Two out of three information security officials (CISOs) worldwide believe their organization is unprepared to deal with a cyberattack, according to a new study.
According to other research pointing to remote work as a consequent security risk, just under three in five CISOs consider human error to be their biggest cyber responsibility, according to the report 206 Voice of the CISO from the security provider. The COVID-19 pandemic has challenged CISOs like never before, said the security provider based in Sunnyvale, California.
“Last year, cybersecurity teams around the world were challenged to improve their security stance in this new and changing landscape, literally overnight,” said Lucia Milică, CISO global resident at Proofpoint . “This required a balance between supporting remote work and avoiding business disruption, while protecting these environments,” he said.
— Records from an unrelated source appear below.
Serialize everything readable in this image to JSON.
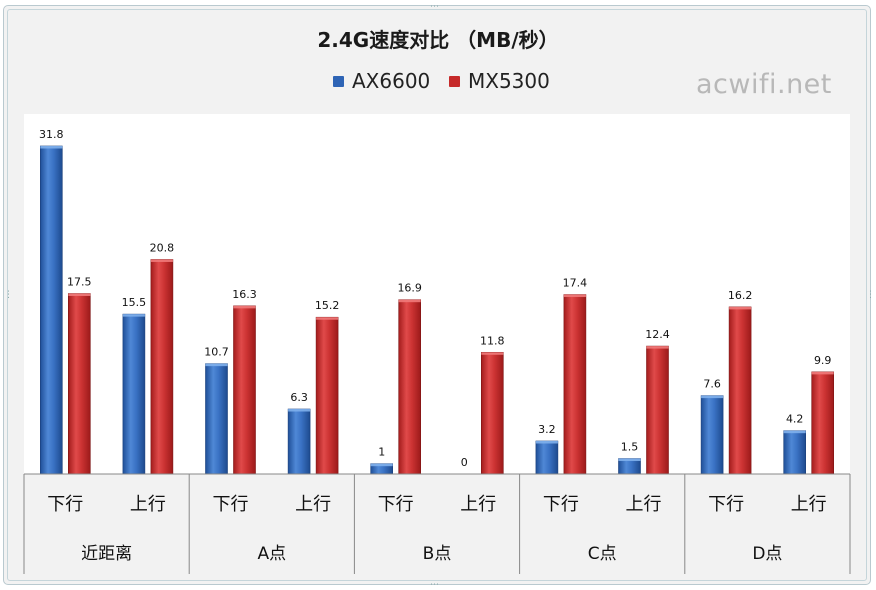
{
  "watermark": "acwifi.net",
  "chart_data": {
    "type": "bar",
    "title": "2.4G速度对比 （MB/秒）",
    "legend_position": "top",
    "grid": false,
    "ylim": [
      0,
      33
    ],
    "groups": [
      {
        "label": "近距离",
        "subcategories": [
          "下行",
          "上行"
        ]
      },
      {
        "label": "A点",
        "subcategories": [
          "下行",
          "上行"
        ]
      },
      {
        "label": "B点",
        "subcategories": [
          "下行",
          "上行"
        ]
      },
      {
        "label": "C点",
        "subcategories": [
          "下行",
          "上行"
        ]
      },
      {
        "label": "D点",
        "subcategories": [
          "下行",
          "上行"
        ]
      }
    ],
    "categories": [
      "近距离 下行",
      "近距离 上行",
      "A点 下行",
      "A点 上行",
      "B点 下行",
      "B点 上行",
      "C点 下行",
      "C点 上行",
      "D点 下行",
      "D点 上行"
    ],
    "series": [
      {
        "name": "AX6600",
        "color": "#2e64b5",
        "values": [
          31.8,
          15.5,
          10.7,
          6.3,
          1,
          0,
          3.2,
          1.5,
          7.6,
          4.2
        ],
        "labels": [
          "31.8",
          "15.5",
          "10.7",
          "6.3",
          "1",
          "0",
          "3.2",
          "1.5",
          "7.6",
          "4.2"
        ]
      },
      {
        "name": "MX5300",
        "color": "#c62a2a",
        "values": [
          17.5,
          20.8,
          16.3,
          15.2,
          16.9,
          11.8,
          17.4,
          12.4,
          16.2,
          9.9
        ],
        "labels": [
          "17.5",
          "20.8",
          "16.3",
          "15.2",
          "16.9",
          "11.8",
          "17.4",
          "12.4",
          "16.2",
          "9.9"
        ]
      }
    ]
  }
}
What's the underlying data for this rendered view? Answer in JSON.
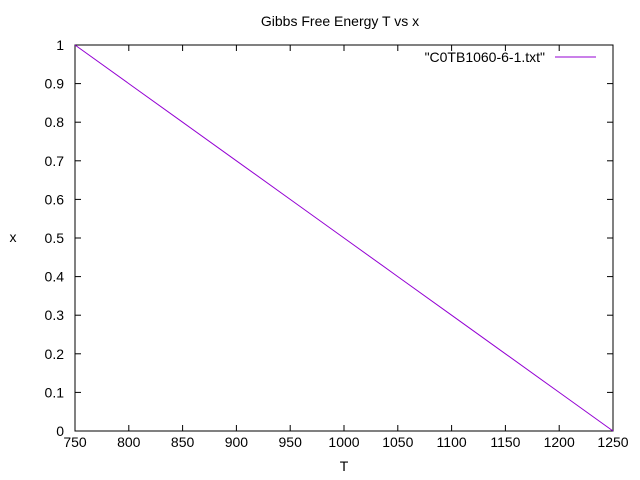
{
  "chart_data": {
    "type": "line",
    "title": "Gibbs Free Energy T vs x",
    "xlabel": "T",
    "ylabel": "x",
    "xlim": [
      750,
      1250
    ],
    "ylim": [
      0,
      1
    ],
    "xticks": [
      750,
      800,
      850,
      900,
      950,
      1000,
      1050,
      1100,
      1150,
      1200,
      1250
    ],
    "yticks": [
      "0",
      "0.1",
      "0.2",
      "0.3",
      "0.4",
      "0.5",
      "0.6",
      "0.7",
      "0.8",
      "0.9",
      "1"
    ],
    "grid": false,
    "legend_position": "top-right",
    "series": [
      {
        "name": "\"C0TB1060-6-1.txt\"",
        "color": "#9400d3",
        "x": [
          750,
          800,
          850,
          900,
          950,
          1000,
          1050,
          1100,
          1150,
          1200,
          1250
        ],
        "y": [
          1.0,
          0.9,
          0.8,
          0.7,
          0.6,
          0.5,
          0.4,
          0.3,
          0.2,
          0.1,
          0.0
        ]
      }
    ]
  }
}
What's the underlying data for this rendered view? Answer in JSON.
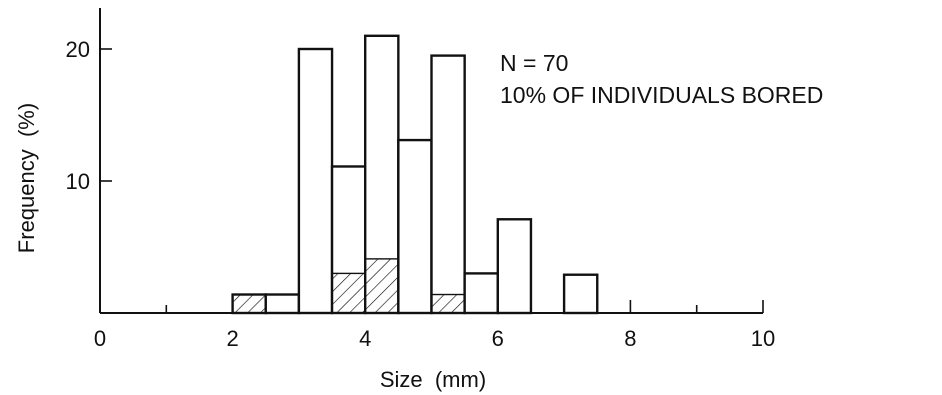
{
  "chart_data": {
    "type": "bar",
    "title": "",
    "xlabel": "Size  (mm)",
    "ylabel": "Frequency  (%)",
    "xlim": [
      0,
      10
    ],
    "ylim": [
      0,
      23
    ],
    "x_ticks": [
      0,
      2,
      4,
      6,
      8,
      10
    ],
    "x_tick_labels": [
      "0",
      "2",
      "4",
      "6",
      "8",
      "10"
    ],
    "x_minor_ticks": [
      1,
      3,
      5,
      7,
      9
    ],
    "y_ticks": [
      10,
      20
    ],
    "y_tick_labels": [
      "10",
      "20"
    ],
    "bin_width": 0.5,
    "bins": [
      {
        "start": 2.0,
        "total": 1.4,
        "bored": 1.4
      },
      {
        "start": 2.5,
        "total": 1.4,
        "bored": 0
      },
      {
        "start": 3.0,
        "total": 20,
        "bored": 0
      },
      {
        "start": 3.5,
        "total": 11.1,
        "bored": 3.0
      },
      {
        "start": 4.0,
        "total": 21.0,
        "bored": 4.1
      },
      {
        "start": 4.5,
        "total": 13.1,
        "bored": 0
      },
      {
        "start": 5.0,
        "total": 19.5,
        "bored": 1.4
      },
      {
        "start": 5.5,
        "total": 3.0,
        "bored": 0
      },
      {
        "start": 6.0,
        "total": 7.1,
        "bored": 0
      },
      {
        "start": 7.0,
        "total": 2.9,
        "bored": 0
      }
    ],
    "series": [
      {
        "name": "",
        "fill": "#ffffff"
      },
      {
        "name": "",
        "fill": "hatched"
      }
    ],
    "annotations": [
      "N = 70",
      "10% OF INDIVIDUALS BORED"
    ],
    "grid": false,
    "legend": "none"
  }
}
The main conclusions of the survey according to the numbers:
- 64%: CISOs believe their organizations could suffer a material cyberattack in the next 12 months. At the top of the list are corporate email engagement (34%), cloud account engagement (33%), and privileged threats (31%). It should be noted that supply chain attacks came in fifth place with 29% and ransomware seventh with 27%.
- 66%: CISOs believe their organization is unprepared to deal with a targeted cyber attack in 2021.
- 53%: CISOs are more concerned about the repercussions of a cyberattack in 2021 than in 2020.
- 58%: Global CISOs continue to view human error as their organization’s biggest cyber vulnerability, including informal criminal attacks and clicking malicious links or downloading compromised files as the most likely way to what employees put their business at risk.
- 58%: CISOs agree that remote work has made their organization more vulnerable to targeted cyberattacks.
- 60%: CISOs have seen an increase in targeted attacks in the last 12 months.
- 63%: CISOs believe that cybercrime will be even more profitable for attackers.
- 60%: CISOs believe that cybercrime will be more risky for cybercriminals.
- 65%: CISOs believe they will be able to better resist and recover from cyberattacks in 2023.
- 35%: Basic security controls (35%), support for remote work (33%), security awareness (32%) and security automation (32%), three top priorities for global CISOs over the next two years .
- 57%: Global CISOs agree that expectations about their function are excessive.
- 25%: Global CISOs strongly agree that their board sees them fully on cybersecurity issues.
- 11%: The overall amount of CISO expects its cybersecurity budget to increase over the next two years.
“The“ good enough ”approach of the last twelve months just won’t work in the long run,” said Ryan Kalember, executive vice president of cybersecurity strategy at Proofpoint. “With companies unlikely to ever return to pre-pandemic work practices, the mandate to strengthen cybersecurity defenses has never been so urgent,” he said. “CISOs have a critical role to play for the business, now more than ever.”
To compile the results of the study the input of about 1,400 CISOs of medium and large organizations in various industries was used to compile the results of the study. The survey focused on three areas:
- Risk of threat and types of cyber attacks that CISOs fight daily.
- Levels of preparation of employees and the organization to deal with them.
- Impact of supporting a hybrid workforce as companies prepare to reopen their corporate offices.